DPD RI Soroti RAPBN 2027, Minta TKD Ditambah Jadi Rp780 T

Ibnu Affan
16 September 2026 16:40

Menteri Keuangan Suahasil Nazara Hadir dalam Sidang Paripurna DPD RI, Rabu (16/9/2026) (Bloomberg Technoz/ Sultan Ibnu)
Menteri Keuangan Suahasil Nazara Hadir dalam Sidang Paripurna DPD RI, Rabu (16/9/2026) (Bloomberg Technoz/ Sultan Ibnu)
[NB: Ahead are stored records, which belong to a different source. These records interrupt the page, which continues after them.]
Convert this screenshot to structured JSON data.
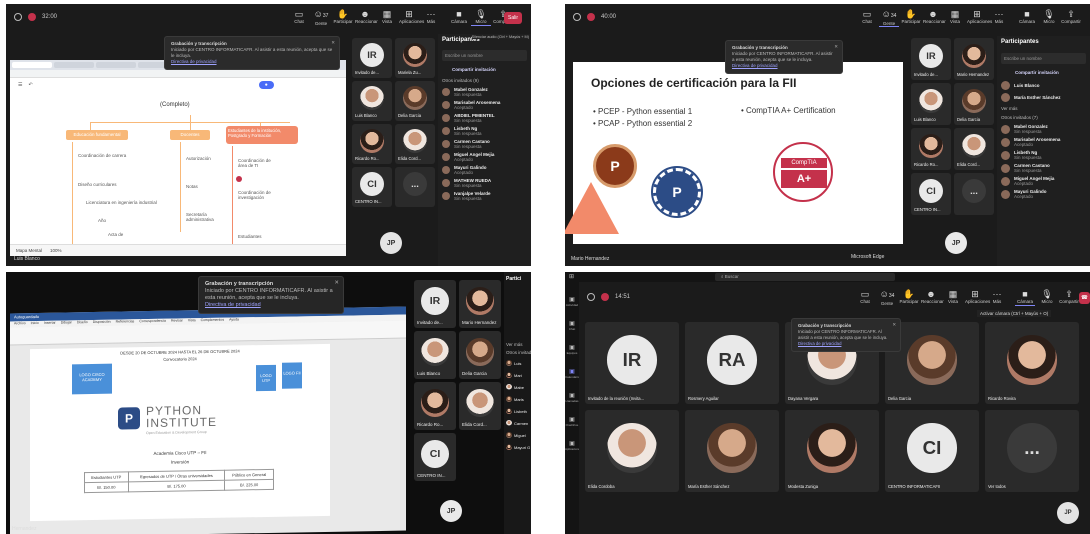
{
  "q1": {
    "timer": "32:00",
    "toolbar": [
      "Chat",
      "Gente",
      "Participar",
      "Reaccionar",
      "Vista",
      "Aplicaciones",
      "Más",
      "Cámara",
      "Micro",
      "Compartir"
    ],
    "people_count": "37",
    "leave": "Salir",
    "notice": {
      "title": "Grabación y transcripción",
      "body": "Iniciado por CENTRO INFORMATICAFR. Al asistir a esta reunión, acepta que se le incluya.",
      "link": "Directiva de privacidad"
    },
    "share_label": "Mapa Mental",
    "zoom": "100%",
    "diagram": {
      "heading": "(Completo)",
      "col1": [
        "Educación fundamental",
        "Coordinación de carrera",
        "Diseño curriculares",
        "Licenciatura en ingeniería industrial",
        "Año",
        "Acta de"
      ],
      "col2": [
        "Docentes",
        "Autorización",
        "Notas",
        "Secretaría administrativa"
      ],
      "col3": [
        "Estudiantes de la institución, Postgrado y Formación",
        "Coordinación de área de TI",
        "Coordinación de investigación",
        "Estudiantes"
      ]
    },
    "presenter": "Luis Blanco",
    "participants_panel": {
      "title": "Participantes",
      "mute_hint": "Silenciar audio (Ctrl + Mayús + M)",
      "search": "Escribe un nombre",
      "share": "Compartir invitación",
      "section": "Otros invitados (9)",
      "people": [
        {
          "name": "Mabel Gonzalez",
          "status": "Sin respuesta"
        },
        {
          "name": "Marisabel Arosemena",
          "status": "Aceptado"
        },
        {
          "name": "ABDIEL PIMENTEL",
          "status": "Sin respuesta"
        },
        {
          "name": "Lisbeth Ng",
          "status": "Sin respuesta"
        },
        {
          "name": "Carmen Castano",
          "status": "Sin respuesta"
        },
        {
          "name": "Miguel Angel Mejia",
          "status": "Aceptado"
        },
        {
          "name": "Mayuri Galindo",
          "status": "Aceptado"
        },
        {
          "name": "MATHEW RUEDA",
          "status": "Sin respuesta"
        },
        {
          "name": "Ivanjalpe Velarde",
          "status": "Sin respuesta"
        }
      ]
    },
    "tiles": [
      {
        "initials": "IR",
        "name": "Invitado de..."
      },
      {
        "initials": "",
        "name": "Mariela Zu..."
      },
      {
        "initials": "",
        "name": "Luis Blanco"
      },
      {
        "initials": "",
        "name": "Delia Garcia"
      },
      {
        "initials": "",
        "name": "Ricardo Ro..."
      },
      {
        "initials": "",
        "name": "Elida Cord..."
      },
      {
        "initials": "CI",
        "name": "CENTRO IN..."
      },
      {
        "initials": "...",
        "name": ""
      }
    ],
    "self": "JP"
  },
  "q2": {
    "timer": "40:00",
    "people_count": "34",
    "notice": {
      "title": "Grabación y transcripción",
      "body": "Iniciado por CENTRO INFORMATICAFR. Al asistir a esta reunión, acepta que se le incluya.",
      "link": "Directiva de privacidad"
    },
    "slide": {
      "title": "Opciones de certificación para la FII",
      "left": [
        "PCEP - Python essential 1",
        "PCAP - Python essential 2"
      ],
      "right": [
        "CompTIA A+ Certification"
      ],
      "badge1": "P",
      "badge2": "P",
      "comptia": "CompTIA",
      "aplus": "A+"
    },
    "presenter": "Mario Hernandez",
    "app_label": "Microsoft Edge",
    "tiles": [
      {
        "initials": "IR",
        "name": "Invitado de..."
      },
      {
        "initials": "",
        "name": "Mario Hernandez"
      },
      {
        "initials": "",
        "name": "Luis Blanco"
      },
      {
        "initials": "",
        "name": "Delia Garcia"
      },
      {
        "initials": "",
        "name": "Ricardo Ro..."
      },
      {
        "initials": "",
        "name": "Elida Cord..."
      },
      {
        "initials": "CI",
        "name": "CENTRO IN..."
      },
      {
        "initials": "...",
        "name": ""
      }
    ],
    "self": "JP",
    "panel": {
      "title": "Participantes",
      "search": "Escribe un nombre",
      "share": "Compartir invitación",
      "top": [
        {
          "name": "Luis Blanco"
        },
        {
          "name": "María Esther Sánchez"
        }
      ],
      "more": "Ver más",
      "section": "Otros invitados (7)",
      "people": [
        {
          "name": "Mabel Gonzalez",
          "status": "Sin respuesta"
        },
        {
          "name": "Marisabel Arosemena",
          "status": "Aceptado"
        },
        {
          "name": "Lisbeth Ng",
          "status": "Sin respuesta"
        },
        {
          "name": "Carmen Castano",
          "status": "Sin respuesta"
        },
        {
          "name": "Miguel Angel Mejia",
          "status": "Aceptado"
        },
        {
          "name": "Mayuri Galindo",
          "status": "Aceptado"
        }
      ]
    }
  },
  "q3": {
    "notice": {
      "title": "Grabación y transcripción",
      "body": "Iniciado por CENTRO INFORMATICAFR. Al asistir a esta reunión, acepta que se le incluya.",
      "link": "Directiva de privacidad"
    },
    "word_title": "Autoguardado",
    "ribbon": [
      "Archivo",
      "Inicio",
      "Insertar",
      "Dibujar",
      "Diseño",
      "Disposición",
      "Referencias",
      "Correspondencia",
      "Revisar",
      "Vista",
      "Complementos",
      "Ayuda"
    ],
    "doc_date": "DESDE 20 DE OCTUBRE 2024 HASTA EL 26 DE OCTUBRE 2024",
    "doc_sub": "Convocatoria 2024",
    "boxes": [
      "LOGO CISCO ACADEMY",
      "LOGO UTP",
      "LOGO FII"
    ],
    "logo_line1": "PYTHON",
    "logo_line2": "INSTITUTE",
    "logo_tag": "Open Education & Development Group",
    "table_title": "Academia Cisco UTP – FII",
    "table_sub": "Inversión",
    "table_headers": [
      "Estudiantes UTP",
      "Egresados de UTP / Otras universidades",
      "Público en General"
    ],
    "table_values": [
      "B/. 150.00",
      "B/. 175.00",
      "B/. 225.00"
    ],
    "presenter": "Hernandez",
    "tiles": [
      {
        "initials": "IR",
        "name": "Invitado de..."
      },
      {
        "initials": "",
        "name": "Mario Hernandez"
      },
      {
        "initials": "",
        "name": "Luis Blanco"
      },
      {
        "initials": "",
        "name": "Delia Garcia"
      },
      {
        "initials": "",
        "name": "Ricardo Ro..."
      },
      {
        "initials": "",
        "name": "Elida Cord..."
      },
      {
        "initials": "CI",
        "name": "CENTRO IN..."
      }
    ],
    "self": "JP",
    "side": {
      "title": "Partici",
      "more": "Ver más",
      "section": "Otros invitad",
      "names": [
        "Luis",
        "Marí",
        "Mabe",
        "Maris",
        "Lisbeth",
        "Carmen",
        "Miguel",
        "Mayuri G"
      ]
    }
  },
  "q4": {
    "timer": "14:51",
    "search": "Buscar",
    "people_count": "34",
    "cam_hint": "Activar cámara (Ctrl + Mayús + O)",
    "notice": {
      "title": "Grabación y transcripción",
      "body": "Iniciado por CENTRO INFORMATICAFR. Al asistir a esta reunión, acepta que se le incluya.",
      "link": "Directiva de privacidad"
    },
    "rail": [
      "Actividad",
      "Chat",
      "Equipos",
      "Calendario",
      "Llamadas",
      "OneDrive",
      "Aplicaciones"
    ],
    "tiles": [
      {
        "initials": "IR",
        "name": "Invitado de la reunión (Invita..."
      },
      {
        "initials": "RA",
        "name": "Rosmery Aguilar"
      },
      {
        "initials": "",
        "name": "Dayana Vergara"
      },
      {
        "initials": "",
        "name": "Delia Garcia"
      },
      {
        "initials": "",
        "name": "Ricardo Rovira"
      },
      {
        "initials": "",
        "name": "Elida Cordoba"
      },
      {
        "initials": "",
        "name": "María Esther Sánchez"
      },
      {
        "initials": "",
        "name": "Modesta Zuniga"
      },
      {
        "initials": "CI",
        "name": "CENTRO INFORMATICAFII"
      },
      {
        "initials": "...",
        "name": "Ver todos"
      }
    ],
    "self": "JP"
  },
  "colors": {
    "teams_bg": "#1b1b1b",
    "accent": "#7f85f5",
    "leave": "#c4314b",
    "orange": "#f8b878",
    "coral": "#f28a6a"
  }
}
Bloomberg Technoz, Jakarta - Komisi IV Dewan Perwakilan Daerah (DPD) Republik Indonesia menyematkan  sejumlah catatan pada Rancangan Anggaran Pendapatan dan Belanja Negara (RAPBN) 2027 dalam Sidang Paripurna Luar Biasa II DPD RI. Hal ini termasuk menaikkan alokasi Transfer ke Daerah (TKD) pada RAPBN 2027. 

"Menaikkan transfer ke daerah dari Rp735 triliun menjadi Rp780,22 triliun, yaitu batas atas rentang yang ditetapkan pemerintah sendiri," kata Ketua Komite IV DPD RI, Ahmad Nawardi dalam Sidang Paripurna II DPD RI yang berlangsung pada Rabu (16/9/2026).
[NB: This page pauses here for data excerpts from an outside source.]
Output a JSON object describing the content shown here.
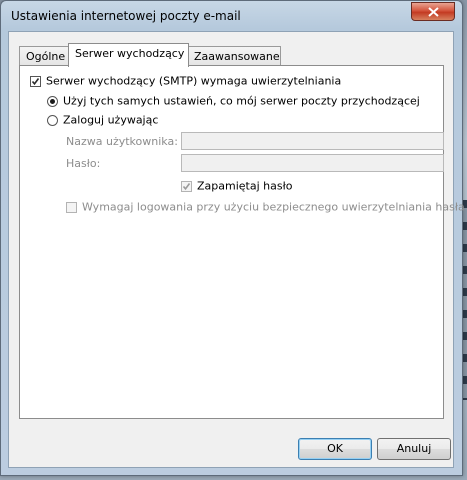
{
  "window": {
    "title": "Ustawienia internetowej poczty e-mail"
  },
  "tabs": [
    {
      "label": "Ogólne",
      "active": false
    },
    {
      "label": "Serwer wychodzący",
      "active": true
    },
    {
      "label": "Zaawansowane",
      "active": false
    }
  ],
  "outgoing": {
    "smtp_auth_label": "Serwer wychodzący (SMTP) wymaga uwierzytelniania",
    "smtp_auth_checked": true,
    "use_same_settings_label": "Użyj tych samych ustawień, co mój serwer poczty przychodzącej",
    "use_same_settings_selected": true,
    "log_on_using_label": "Zaloguj używając",
    "log_on_using_selected": false,
    "username_label": "Nazwa użytkownika:",
    "username_value": "",
    "password_label": "Hasło:",
    "password_value": "",
    "remember_password_label": "Zapamiętaj hasło",
    "remember_password_checked": true,
    "spa_label": "Wymagaj logowania przy użyciu bezpiecznego uwierzytelniania hasła",
    "spa_checked": false
  },
  "buttons": {
    "ok": "OK",
    "cancel": "Anuluj"
  },
  "colors": {
    "close_button": "#c33a22",
    "panel_background": "#ffffff",
    "dialog_background": "#f0f0f0",
    "default_button_border": "#3c7fb1"
  },
  "icons": {
    "close": "close-icon",
    "check": "checkmark-icon"
  }
}
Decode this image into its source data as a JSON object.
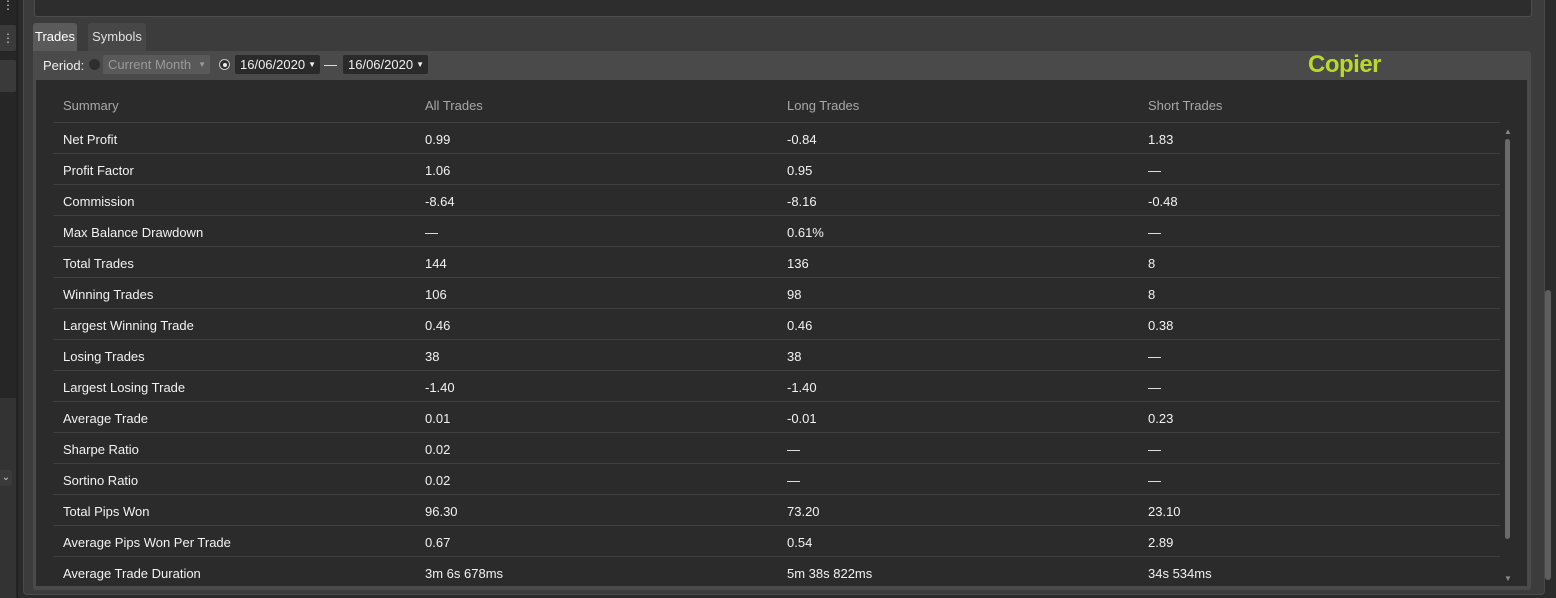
{
  "tabs": [
    {
      "label": "Trades"
    },
    {
      "label": "Symbols"
    }
  ],
  "toolbar": {
    "period_label": "Period:",
    "period_option": "Current Month",
    "date_from": "16/06/2020",
    "separator": "—",
    "date_to": "16/06/2020"
  },
  "brand": {
    "name": "Copier",
    "color": "#b6d92a"
  },
  "table": {
    "headers": [
      "Summary",
      "All Trades",
      "Long Trades",
      "Short Trades"
    ],
    "rows": [
      [
        "Net Profit",
        "0.99",
        "-0.84",
        "1.83"
      ],
      [
        "Profit Factor",
        "1.06",
        "0.95",
        "—"
      ],
      [
        "Commission",
        "-8.64",
        "-8.16",
        "-0.48"
      ],
      [
        "Max Balance Drawdown",
        "—",
        "0.61%",
        "—"
      ],
      [
        "Total Trades",
        "144",
        "136",
        "8"
      ],
      [
        "Winning Trades",
        "106",
        "98",
        "8"
      ],
      [
        "Largest Winning Trade",
        "0.46",
        "0.46",
        "0.38"
      ],
      [
        "Losing Trades",
        "38",
        "38",
        "—"
      ],
      [
        "Largest Losing Trade",
        "-1.40",
        "-1.40",
        "—"
      ],
      [
        "Average Trade",
        "0.01",
        "-0.01",
        "0.23"
      ],
      [
        "Sharpe Ratio",
        "0.02",
        "—",
        "—"
      ],
      [
        "Sortino Ratio",
        "0.02",
        "—",
        "—"
      ],
      [
        "Total Pips Won",
        "96.30",
        "73.20",
        "23.10"
      ],
      [
        "Average Pips Won Per Trade",
        "0.67",
        "0.54",
        "2.89"
      ],
      [
        "Average Trade Duration",
        "3m 6s 678ms",
        "5m 38s 822ms",
        "34s 534ms"
      ]
    ]
  }
}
Dalam pemaparannya Ahmad menyebut bahwa Pemerintah dalam RAPBN 2027 telah menetapkan rentang belanja sebesar 11,07-12,01% dari Produk Domestik Bruto (PDB) sementara transfer ke daerah berada dalam rentang 2,55-2,79%. Namun, yang terjadi kemudian adalah belanja pusat ditetapkan 12,02% tepat di atas di batas atas, sementara transfer ke daerah 2,63% atau berada di batas bawah.
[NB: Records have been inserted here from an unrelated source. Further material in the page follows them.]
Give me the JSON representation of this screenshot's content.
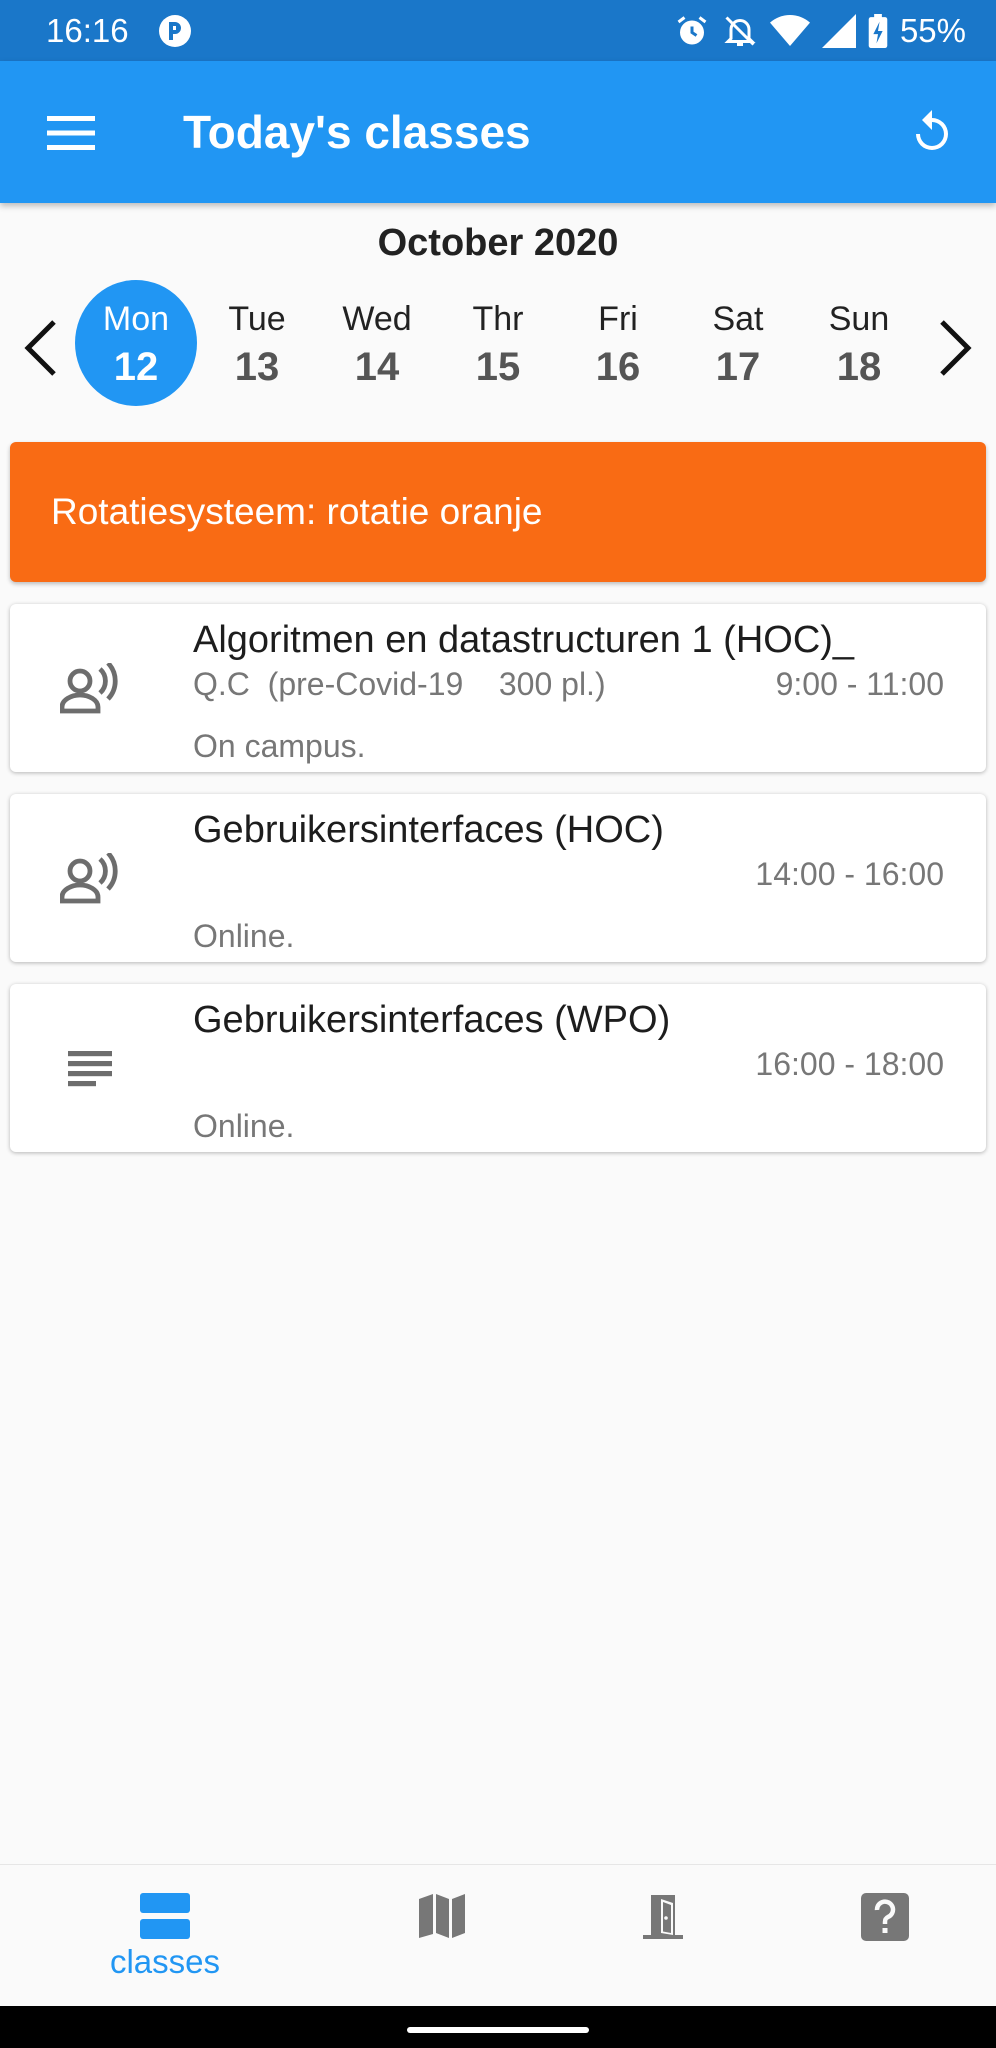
{
  "status_bar": {
    "time": "16:16",
    "battery": "55%",
    "icons": [
      "app-notification-icon",
      "alarm-icon",
      "bell-off-icon",
      "wifi-icon",
      "signal-icon",
      "battery-charging-icon"
    ]
  },
  "app_bar": {
    "title": "Today's classes",
    "menu_icon": "menu-icon",
    "refresh_icon": "refresh-icon"
  },
  "calendar": {
    "month": "October 2020",
    "days": [
      {
        "name": "Mon",
        "num": "12",
        "selected": true
      },
      {
        "name": "Tue",
        "num": "13",
        "selected": false
      },
      {
        "name": "Wed",
        "num": "14",
        "selected": false
      },
      {
        "name": "Thr",
        "num": "15",
        "selected": false
      },
      {
        "name": "Fri",
        "num": "16",
        "selected": false
      },
      {
        "name": "Sat",
        "num": "17",
        "selected": false
      },
      {
        "name": "Sun",
        "num": "18",
        "selected": false
      }
    ]
  },
  "banner": {
    "text": "Rotatiesysteem: rotatie oranje",
    "color": "#f96b14"
  },
  "classes": [
    {
      "icon": "lecture-icon",
      "title": "Algoritmen en datastructuren 1 (HOC)_",
      "location": "Q.C  (pre-Covid-19    300 pl.)",
      "time": "9:00 - 11:00",
      "mode": "On campus."
    },
    {
      "icon": "lecture-icon",
      "title": "Gebruikersinterfaces (HOC)",
      "location": "",
      "time": "14:00 - 16:00",
      "mode": "Online."
    },
    {
      "icon": "notes-icon",
      "title": "Gebruikersinterfaces (WPO)",
      "location": "",
      "time": "16:00 - 18:00",
      "mode": "Online."
    }
  ],
  "bottom_nav": {
    "items": [
      {
        "icon": "classes-icon",
        "label": "classes",
        "active": true
      },
      {
        "icon": "map-icon",
        "label": "",
        "active": false
      },
      {
        "icon": "room-door-icon",
        "label": "",
        "active": false
      },
      {
        "icon": "help-icon",
        "label": "",
        "active": false
      }
    ]
  },
  "colors": {
    "primary": "#2196f3",
    "status_bar": "#1a77c9",
    "banner": "#f96b14",
    "background": "#fafafa"
  }
}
Sementara itu, saat ini porsi TKD terus menyusut dari 28,24% pada 2023 menjadi 17,94% pada 2027. Sementara itu, porsi belanja pusat naik dari 71,76%  menjadi 82,06%. 

Ahmad juga menyoroti tingginya porsi bunga utang yang harus dibayar oleh pemerintah pada tahun 2027, yakni sebesar Rp650,31 triliun. Angka tersebut hampir menyamai anggaran transfer ke daerah yang berjumlah Rp735 triliun dan harus dibagi ke lebih dari 500 kabupaten dan kota serta lebih dari 75 ribu desa.